Die Würde des Menschen ist unantastbar. So gibt es das Grundgesetz vor.
Ich ergänze: Aller Menschen, nicht nur der Schönen und Reichen, nicht nur der Deutschen und Weißen. Das Würdegebot gilt auch für alle Sinti & Roma, für jene, die schon immer hier leben, und für jene, die hierzulande Zuflucht suchen.
In meinem Heimatbezirk Berlin Marzahn-Hellersdorf gab es in der Nazi-Zeit ein Zwangslager für Sinti & Roma. Spätestens zu den Olympischen Spielen 1936 sollte Berlin Zigeuner-frei sein. Für die meisten Insassen war der so genannte Zigeuner Rastplatz nur eine Durchgangsstation in Konzentrationslager der Nazis und damit in den organisierten Völkermord.
Heute gibt es dort eine Gedenkstätte. Der Ort heißt Otto-Rosenberg-Platz. Mindestens einmal im Jahr erinnern wir dort an die Nazi-Gräuel und geloben, dass sich so etwas nie wiederholen darf, für niemanden.
Aber um mit Bert Brecht zu sprechen: Die Verhältnisse sind nicht so, wie es das Grundgesetz vorschreibt. Forscher haben es voraus gesagt: Die gruppenbezogene Menschenfeindlichkeit nimmt zu, ebenso die alltägliche Gewalt, auch gegen Sinti und Roma. Für diese Entwicklung gibt es politische Gründe. Aber sie sind keine Rechtfertigung - für niemanden und nirgends.
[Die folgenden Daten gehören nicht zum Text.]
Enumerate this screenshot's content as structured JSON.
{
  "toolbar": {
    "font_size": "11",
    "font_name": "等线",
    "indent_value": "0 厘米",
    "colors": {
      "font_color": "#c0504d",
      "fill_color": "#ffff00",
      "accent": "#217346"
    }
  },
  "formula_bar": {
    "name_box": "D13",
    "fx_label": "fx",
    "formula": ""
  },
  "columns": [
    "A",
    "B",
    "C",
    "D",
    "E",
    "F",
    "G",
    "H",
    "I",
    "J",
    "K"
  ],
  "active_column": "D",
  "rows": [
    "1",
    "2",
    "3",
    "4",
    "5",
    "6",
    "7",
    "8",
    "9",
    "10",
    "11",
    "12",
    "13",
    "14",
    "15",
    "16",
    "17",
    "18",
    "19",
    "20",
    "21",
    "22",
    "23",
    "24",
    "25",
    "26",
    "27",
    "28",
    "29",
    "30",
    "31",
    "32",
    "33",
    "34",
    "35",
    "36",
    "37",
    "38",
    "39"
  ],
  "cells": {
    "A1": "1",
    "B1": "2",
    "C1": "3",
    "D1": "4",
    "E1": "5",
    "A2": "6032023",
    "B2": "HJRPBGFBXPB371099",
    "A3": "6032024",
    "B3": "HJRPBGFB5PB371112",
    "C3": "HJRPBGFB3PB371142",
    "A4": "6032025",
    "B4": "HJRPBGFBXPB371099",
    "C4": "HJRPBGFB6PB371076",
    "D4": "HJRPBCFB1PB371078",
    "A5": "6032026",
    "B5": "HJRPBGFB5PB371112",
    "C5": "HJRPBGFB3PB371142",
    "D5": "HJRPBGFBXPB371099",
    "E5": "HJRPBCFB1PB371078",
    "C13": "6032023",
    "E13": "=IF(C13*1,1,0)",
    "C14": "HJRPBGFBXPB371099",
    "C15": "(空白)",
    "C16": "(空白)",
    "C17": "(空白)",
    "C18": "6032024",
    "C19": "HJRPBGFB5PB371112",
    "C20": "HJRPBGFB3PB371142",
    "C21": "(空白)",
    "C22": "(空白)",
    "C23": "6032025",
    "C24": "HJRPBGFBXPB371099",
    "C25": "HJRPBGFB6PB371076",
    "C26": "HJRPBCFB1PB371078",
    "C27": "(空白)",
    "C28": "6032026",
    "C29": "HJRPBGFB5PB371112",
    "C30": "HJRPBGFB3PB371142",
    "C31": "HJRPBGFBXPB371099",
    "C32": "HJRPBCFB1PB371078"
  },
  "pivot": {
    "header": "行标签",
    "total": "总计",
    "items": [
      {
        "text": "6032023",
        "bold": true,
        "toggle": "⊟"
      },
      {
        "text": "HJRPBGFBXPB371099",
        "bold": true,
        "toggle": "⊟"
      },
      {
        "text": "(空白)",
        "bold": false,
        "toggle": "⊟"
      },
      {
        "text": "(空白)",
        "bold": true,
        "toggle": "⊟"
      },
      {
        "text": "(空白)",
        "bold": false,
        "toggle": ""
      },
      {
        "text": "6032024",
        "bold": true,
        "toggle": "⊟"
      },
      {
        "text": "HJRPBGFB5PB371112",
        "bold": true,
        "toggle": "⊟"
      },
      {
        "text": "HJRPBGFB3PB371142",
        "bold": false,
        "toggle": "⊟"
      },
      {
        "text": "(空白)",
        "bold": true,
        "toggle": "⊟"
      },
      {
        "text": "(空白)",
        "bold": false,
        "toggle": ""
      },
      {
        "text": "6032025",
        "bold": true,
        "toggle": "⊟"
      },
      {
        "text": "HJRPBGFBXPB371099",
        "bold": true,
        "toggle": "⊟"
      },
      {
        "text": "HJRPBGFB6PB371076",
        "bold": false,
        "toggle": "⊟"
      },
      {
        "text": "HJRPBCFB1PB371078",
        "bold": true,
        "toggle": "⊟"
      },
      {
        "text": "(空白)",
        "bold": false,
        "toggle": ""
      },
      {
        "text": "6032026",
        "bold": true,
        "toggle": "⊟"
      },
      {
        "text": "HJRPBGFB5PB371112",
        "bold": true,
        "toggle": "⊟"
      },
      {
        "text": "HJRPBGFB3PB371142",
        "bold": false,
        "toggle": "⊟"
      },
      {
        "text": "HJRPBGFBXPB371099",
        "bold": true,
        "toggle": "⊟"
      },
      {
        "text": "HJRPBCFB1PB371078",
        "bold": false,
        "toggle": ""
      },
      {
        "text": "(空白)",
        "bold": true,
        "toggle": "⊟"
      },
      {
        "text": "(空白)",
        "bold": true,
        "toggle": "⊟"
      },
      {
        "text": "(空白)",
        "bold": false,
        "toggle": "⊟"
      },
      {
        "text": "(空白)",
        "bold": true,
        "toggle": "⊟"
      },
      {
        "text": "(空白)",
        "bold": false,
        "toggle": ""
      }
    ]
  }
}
In etlichen, vor allem ost-europäischen Staaten gelten Sinti & Roma noch immer oder schon wieder als Menschen zweiter oder dritter Klasse. Einige dieser Länder sind Mitglied der Europäischen Union. Folglich gelten sie a priori als sicheren Herkunftsstaaten. So werden Opfer des Faschismus verhöhnt und die Würde von Menschen verpönt. Auch deshalb setze ich hinter den Friedens-Nobel-Preis für die Europäische Union viele Fragezeichen.
Aber auch hierzulande läuten Alarmglocken. Hass und Gewalt haben Konjunktur, auch gegen Sinti & Roma, nicht nur am rechten Rand.
Der aktuelle Ruf wir sind das Volk meint im Klartext: Ihr nicht!
Damit sind auch Sinti & Roma gemeint. Umso mehr müssen wir Artikel 1 Grundgesetz verteidigen - heute, am Romaday und noch mehr im Alltag.